In today’s Exponential Investor:
- Consider an ugly chart
- Consider the probabilities
- Consider when you should buy US stocks in advance of the next bull market
On 14 December last year I wrote to you asking if things today were as bad as they seem, or was it the same problems we always face just in a different wrapper?
If you missed that essay, I suggest you revisit it here.
I’m of the view that things don’t actually change all that much decade to decade, at least not in terms of the things we (and I will admit to a massive generalisation there) worry about.
Coincidentally a friend of mine tends to share a similar world view, which is perhaps why we’ve remained friends for 20 years while living on two sides of the planet.
And, during the holiday period, he sent me an interesting link to an article on Zero Hedge, which was also reasoning that perhaps we’re making the same arguments decade after decade and that the truth is that not much really changes.
You can find that Zero Hedge piece right here.
This all got me thinking over the Christmas and New Year break – is there any statistical data that I could call on to figure out just how bad 2022 actually was… or wasn’t?
And thankfully a handy little chart popped into one of my Signal groups just last week to (somewhat) disprove my theory…
How bad was 2022?
That chart is shown below. It shows us, in terms of how the US stock and bond markets performed, just how bad 2022 actually was.

Source: Financial Times
The outcomes for 2002 are shown near the bottom left-hand corner.

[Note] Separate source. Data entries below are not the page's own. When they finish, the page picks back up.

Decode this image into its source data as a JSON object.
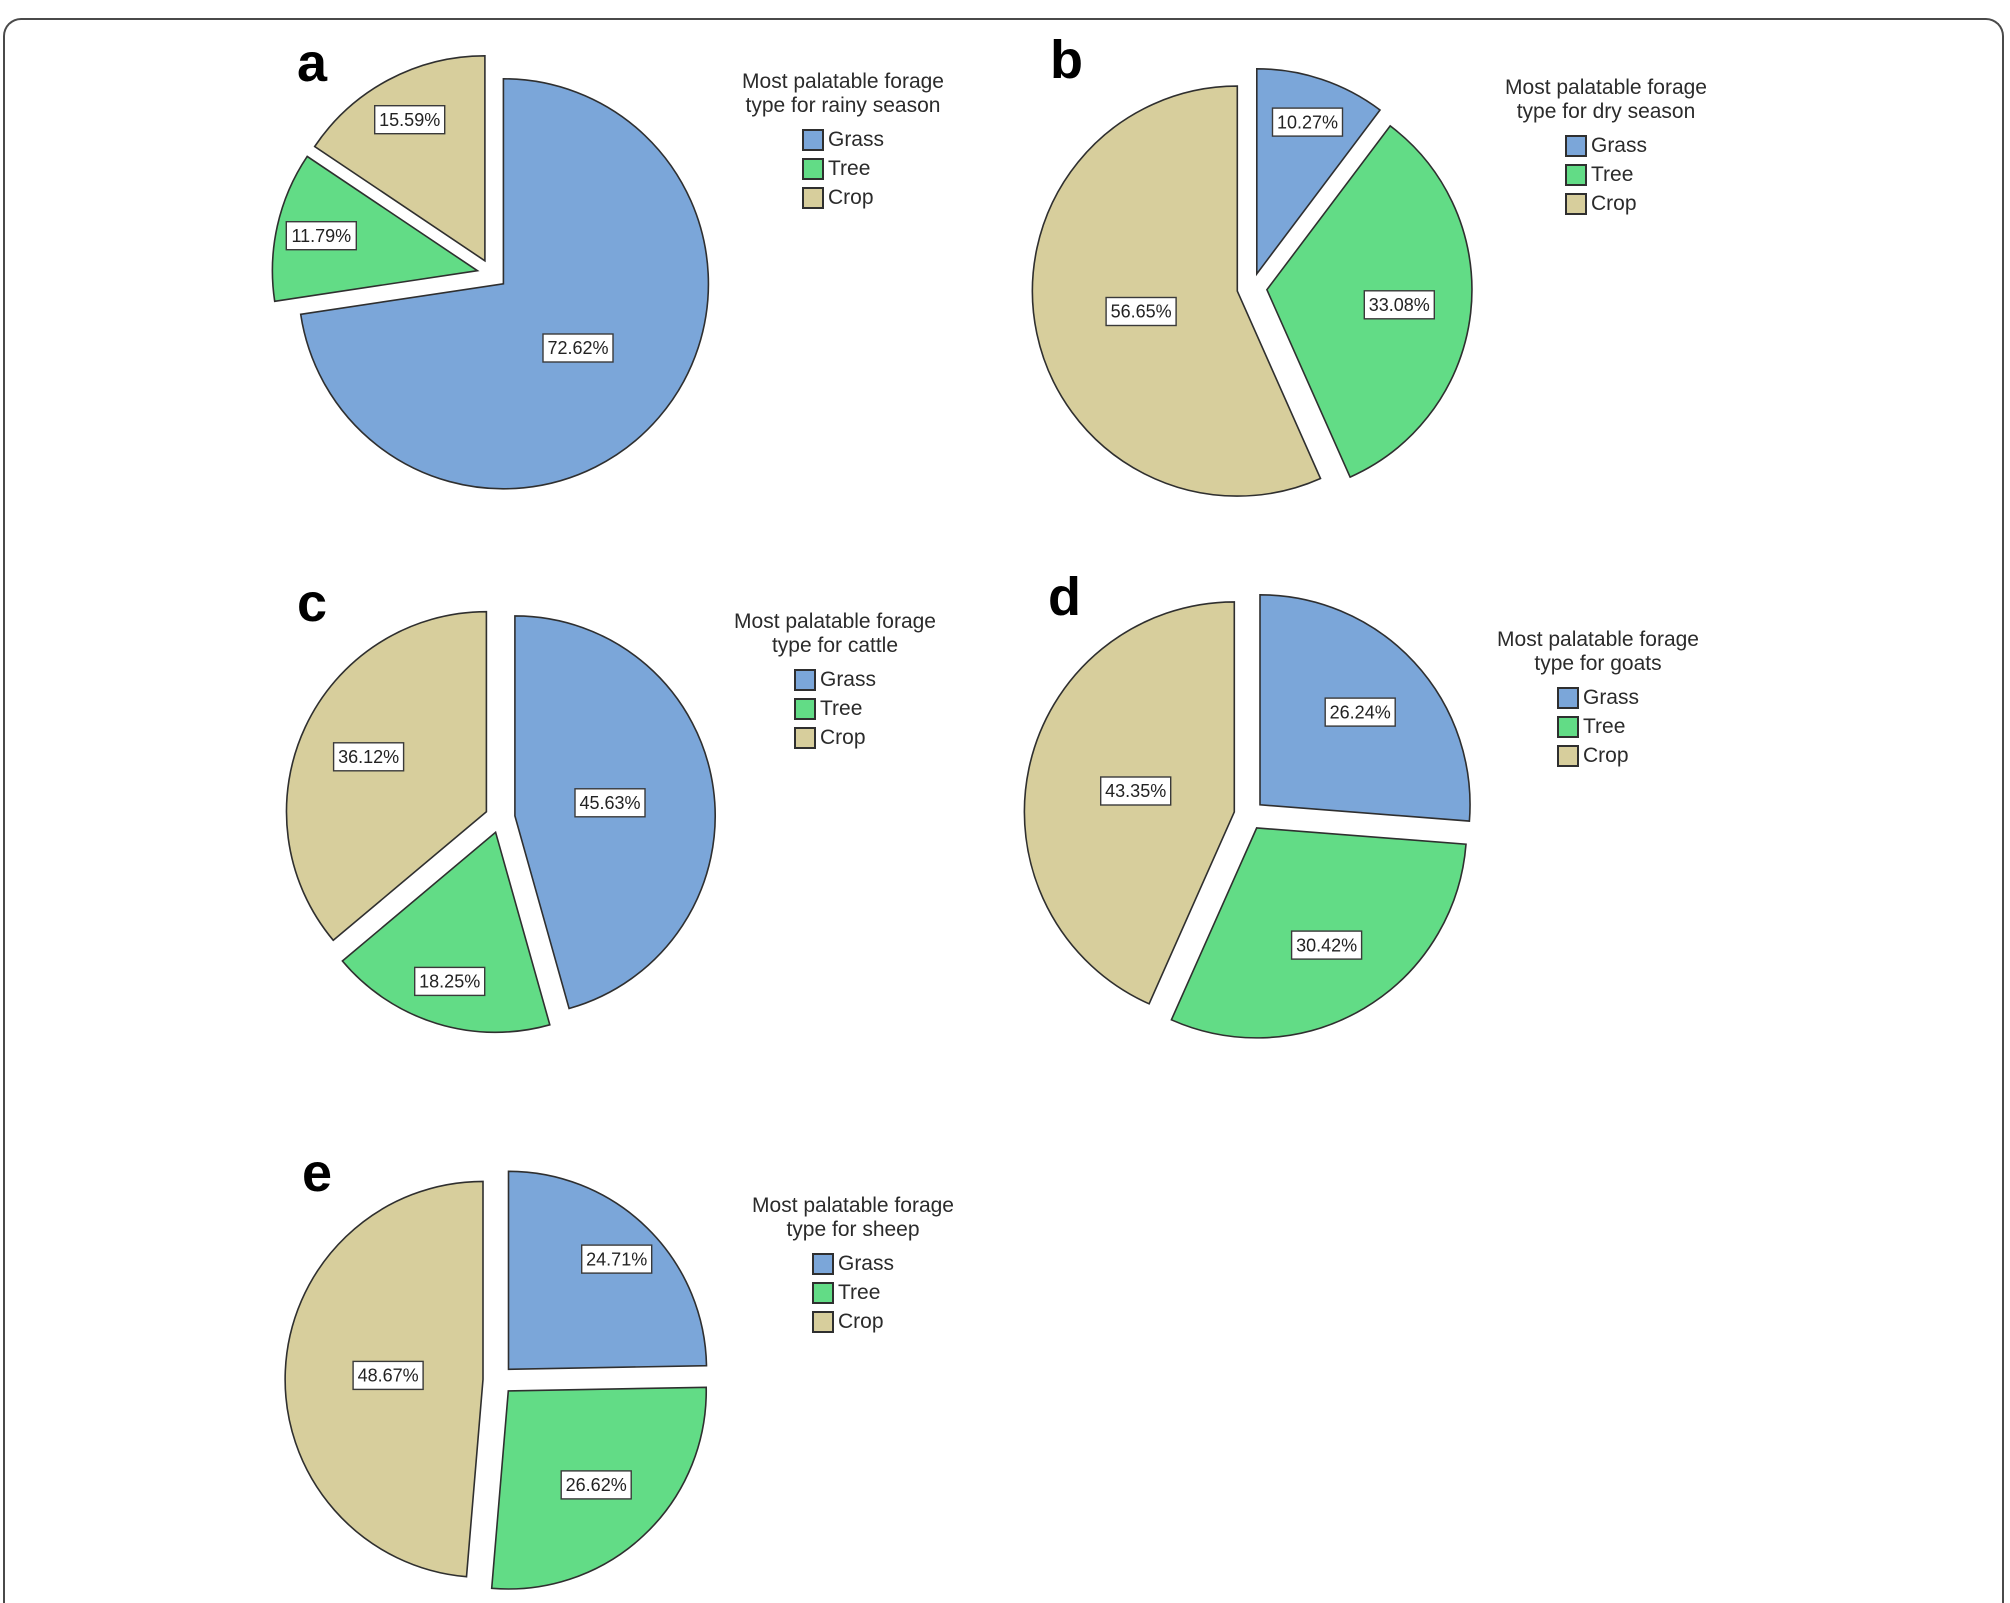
{
  "style": {
    "grass_color": "#7BA6D9",
    "tree_color": "#62DC86",
    "crop_color": "#D7CE9C",
    "slice_outline": "#2F2F2F",
    "label_box_bg": "#FFFFFF",
    "label_box_border": "#3A3A3A",
    "label_text_color": "#222222",
    "legend_text_color": "#2B2B2B",
    "frame_border": "#4A4A4A"
  },
  "chart_data": [
    {
      "type": "pie",
      "panel_label": "a",
      "title": "Most palatable forage type for rainy season",
      "legend_title_lines": [
        "Most palatable forage",
        "type for rainy season"
      ],
      "categories": [
        "Grass",
        "Tree",
        "Crop"
      ],
      "values": [
        72.62,
        11.79,
        15.59
      ],
      "labels": [
        "72.62%",
        "11.79%",
        "15.59%"
      ],
      "legend_position": "right",
      "start_angle_deg": 0,
      "direction": "clockwise",
      "exploded": true
    },
    {
      "type": "pie",
      "panel_label": "b",
      "title": "Most palatable forage type for dry season",
      "legend_title_lines": [
        "Most palatable forage",
        "type for dry season"
      ],
      "categories": [
        "Grass",
        "Tree",
        "Crop"
      ],
      "values": [
        10.27,
        33.08,
        56.65
      ],
      "labels": [
        "10.27%",
        "33.08%",
        "56.65%"
      ],
      "legend_position": "right",
      "start_angle_deg": 0,
      "direction": "clockwise",
      "exploded": true
    },
    {
      "type": "pie",
      "panel_label": "c",
      "title": "Most palatable forage type for cattle",
      "legend_title_lines": [
        "Most palatable forage",
        "type for cattle"
      ],
      "categories": [
        "Grass",
        "Tree",
        "Crop"
      ],
      "values": [
        45.63,
        18.25,
        36.12
      ],
      "labels": [
        "45.63%",
        "18.25%",
        "36.12%"
      ],
      "legend_position": "right",
      "start_angle_deg": 0,
      "direction": "clockwise",
      "exploded": true
    },
    {
      "type": "pie",
      "panel_label": "d",
      "title": "Most palatable forage type for goats",
      "legend_title_lines": [
        "Most palatable forage",
        "type for goats"
      ],
      "categories": [
        "Grass",
        "Tree",
        "Crop"
      ],
      "values": [
        26.24,
        30.42,
        43.35
      ],
      "labels": [
        "26.24%",
        "30.42%",
        "43.35%"
      ],
      "legend_position": "right",
      "start_angle_deg": 0,
      "direction": "clockwise",
      "exploded": true
    },
    {
      "type": "pie",
      "panel_label": "e",
      "title": "Most palatable forage type for sheep",
      "legend_title_lines": [
        "Most palatable forage",
        "type for sheep"
      ],
      "categories": [
        "Grass",
        "Tree",
        "Crop"
      ],
      "values": [
        24.71,
        26.62,
        48.67
      ],
      "labels": [
        "24.71%",
        "26.62%",
        "48.67%"
      ],
      "legend_position": "right",
      "start_angle_deg": 0,
      "direction": "clockwise",
      "exploded": true
    }
  ]
}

You can see that the year was an absolute shocker looking at total nominal returns in US stocks and bonds.
Therefore, at least from a market perspective, 2022 was quite bad.
Now, when I was at school in the late 1990s, I was a pretty good student. And when it came to mathematics, I had a particular love for probability and statistics.

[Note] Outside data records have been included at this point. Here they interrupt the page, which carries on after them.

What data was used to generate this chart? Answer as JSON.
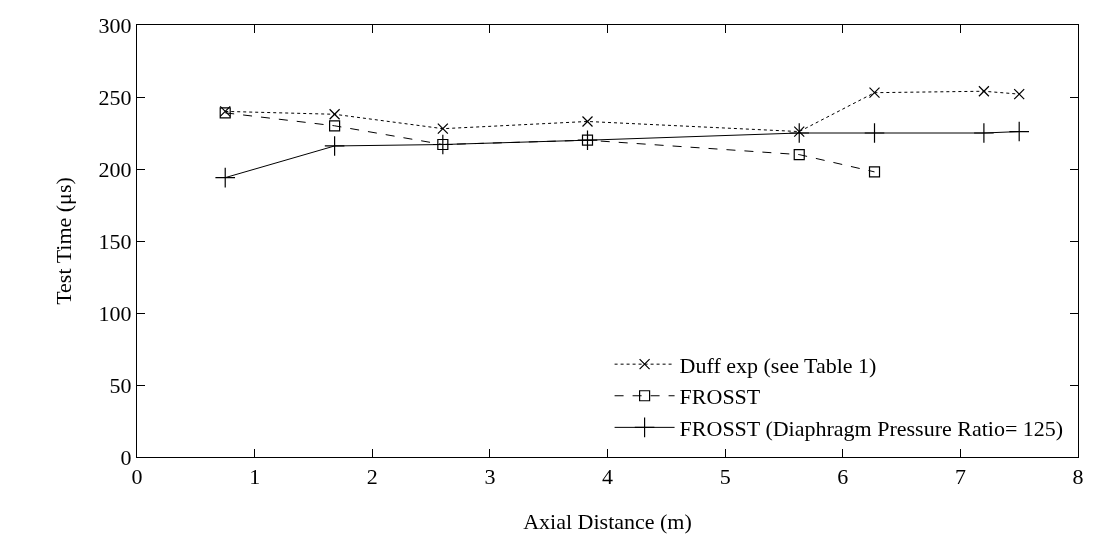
{
  "chart_data": {
    "type": "line",
    "xlabel": "Axial Distance (m)",
    "ylabel": "Test Time (μs)",
    "xlim": [
      0,
      8
    ],
    "xticks": [
      0,
      1,
      2,
      3,
      4,
      5,
      6,
      7,
      8
    ],
    "ylim": [
      0,
      300
    ],
    "yticks": [
      0,
      50,
      100,
      150,
      200,
      250,
      300
    ],
    "grid": false,
    "legend": "bottom right",
    "series": [
      {
        "name": "Duff exp (see Table 1)",
        "color": "#000000",
        "marker": "cross",
        "line_style": "dotted",
        "x": [
          0.75,
          1.68,
          2.6,
          3.83,
          5.63,
          6.27,
          7.2,
          7.5
        ],
        "values": [
          240,
          238,
          228,
          233,
          226,
          253,
          254,
          252
        ]
      },
      {
        "name": "FROSST",
        "color": "#000000",
        "marker": "square",
        "line_style": "dashed",
        "x": [
          0.75,
          1.68,
          2.6,
          3.83,
          5.63,
          6.27
        ],
        "values": [
          239,
          230,
          217,
          220,
          210,
          198
        ]
      },
      {
        "name": "FROSST (Diaphragm Pressure Ratio= 125)",
        "color": "#000000",
        "marker": "plus",
        "line_style": "solid",
        "x": [
          0.75,
          1.68,
          2.6,
          3.83,
          5.63,
          6.27,
          7.2,
          7.5
        ],
        "values": [
          194,
          216,
          217,
          220,
          225,
          225,
          225,
          226
        ]
      }
    ]
  }
}
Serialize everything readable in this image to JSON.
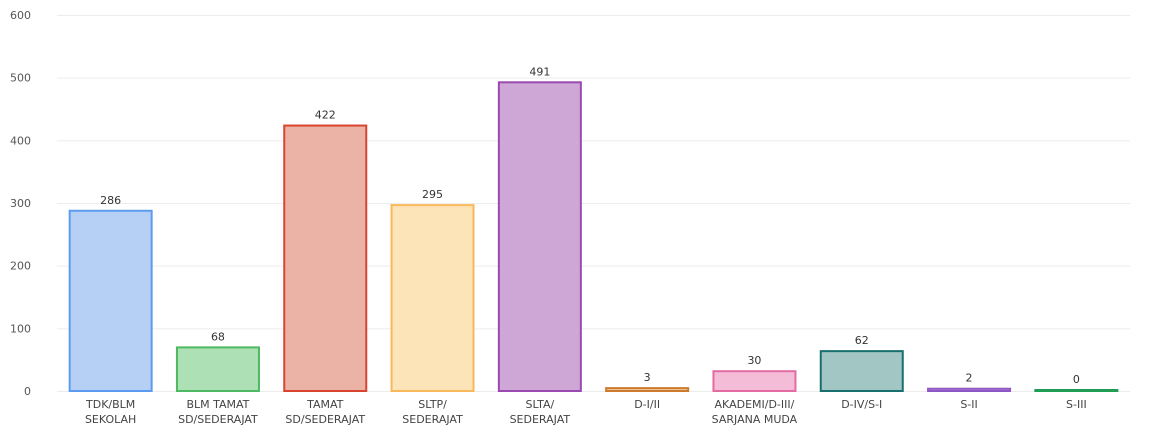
{
  "chart_data": {
    "type": "bar",
    "title": "",
    "xlabel": "",
    "ylabel": "",
    "ylim": [
      0,
      600
    ],
    "yticks": [
      "0",
      "100",
      "200",
      "300",
      "400",
      "500",
      "600"
    ],
    "grid": true,
    "legend": "none",
    "categories": [
      [
        "TDK/BLM",
        "SEKOLAH"
      ],
      [
        "BLM TAMAT",
        "SD/SEDERAJAT"
      ],
      [
        "TAMAT",
        "SD/SEDERAJAT"
      ],
      [
        "SLTP/",
        "SEDERAJAT"
      ],
      [
        "SLTA/",
        "SEDERAJAT"
      ],
      [
        "D-I/II"
      ],
      [
        "AKADEMI/D-III/",
        "SARJANA MUDA"
      ],
      [
        "D-IV/S-I"
      ],
      [
        "S-II"
      ],
      [
        "S-III"
      ]
    ],
    "values": [
      286,
      68,
      422,
      295,
      491,
      3,
      30,
      62,
      2,
      0
    ],
    "colors": {
      "fill": [
        "#b6d0f5",
        "#aee0b6",
        "#ebb3a6",
        "#fde4b8",
        "#cfa7d6",
        "#f0cda8",
        "#f4bcd6",
        "#a1c6c4",
        "#cfb2e6",
        "#a8d8bd"
      ],
      "stroke": [
        "#5b9cf0",
        "#4eb962",
        "#d9442f",
        "#f9b95a",
        "#9a49b0",
        "#cd7a2c",
        "#e46aa3",
        "#17706d",
        "#8f56c5",
        "#1f9d55"
      ]
    }
  }
}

In fact, my maths teacher at the time even wrote in one of my reports that if it wasn’t for probability and statistics, I’d probably be wasting my time in his class…
Anyway, even the most basic understanding of probability and statistics can be applied to the data you see in the chart above.
What it kindly does for us is isolate the years in which both US bonds and US stocks were in the negative.
That would include 1941 (the early parts of World War II), 1969 (the beginning of a recession in the United States that would last until December 1970), 1987 (Black Monday in global stock markets) and then, of course, last year.
What really matters is that there is no instance since 1871 where there were two consecutive years in which both US stocks and US bonds delivered negative returns.
I think it stands to reason that 2023 is not going to be any different to the last 150 years for which we have the data here.
While we may find that one of the asset classes has another down year, the probability that both will is extremely low. In fact, I would argue that this outcome is nearly impossible.
What does this all mean for you?
This time isn’t different
Well, I think that the answer is simple.
It means that a diversified portfolio is paramount to a healthy wealth creation strategy. It means that 2022 was not a “new normal” but in fact a wild outlier, an anomaly in the global market.
And I know people will tell me that “this time it’s different” and that we’ve just had a 14-year bull market. But it should be noted that in 2015 and 2018 the S&P 500 (as a guide to the wider “market”) both had negative years, and 2011 was flat. The trend was upwards, but there were a few downwards lurches on the way.
Also, from 1982 to 1999 the S&P 500 had 16 years in the positive and just two negative years. So to say that this bull market was somehow unique is also incorrect.
The easy thing this year would be to assume that it’s going to be as difficult in the stock market as it was in 2022. It’s a fair position to take but, I believe, a wrong one.
I believe that a hint of what is to come can be found in the US stock market and the brutal sell-off of 1999-2000. This was the end of the boom in technology, media and telecommunications (TMT, sometime called the dotcom) stocks.
The lesson of the great bursting of the dotcom bubble of 23 years ago is that there may be more stock price declines to come in the first part of this year as the market continues to adjust itself back to fundamentals.
While interest rates are likely to increase this year, there’s a very good chance later in 2023 that central banks stop tightening monetary policy. In fact, it is possible that central banks are lowering rates again by the end of the year.
The catalyst for the bull market
The move to (or at least towards) lower official interest rates may well be the catalyst for a new bull market in US stocks.
That bottom line is that I’m expecting that 2023 will be a year of gloom and then boom. The trick will be to find stocks (and other investments) that will weather the former and then benefit from the latter as we move from 2023 to 2024.
The time to put money in the market is not in six months, or ten months or a year’s time, but now. In the future, early 2023 will be seen as a nadir in the fortunes of the US stock market – following an extraordinarily challenging 2022.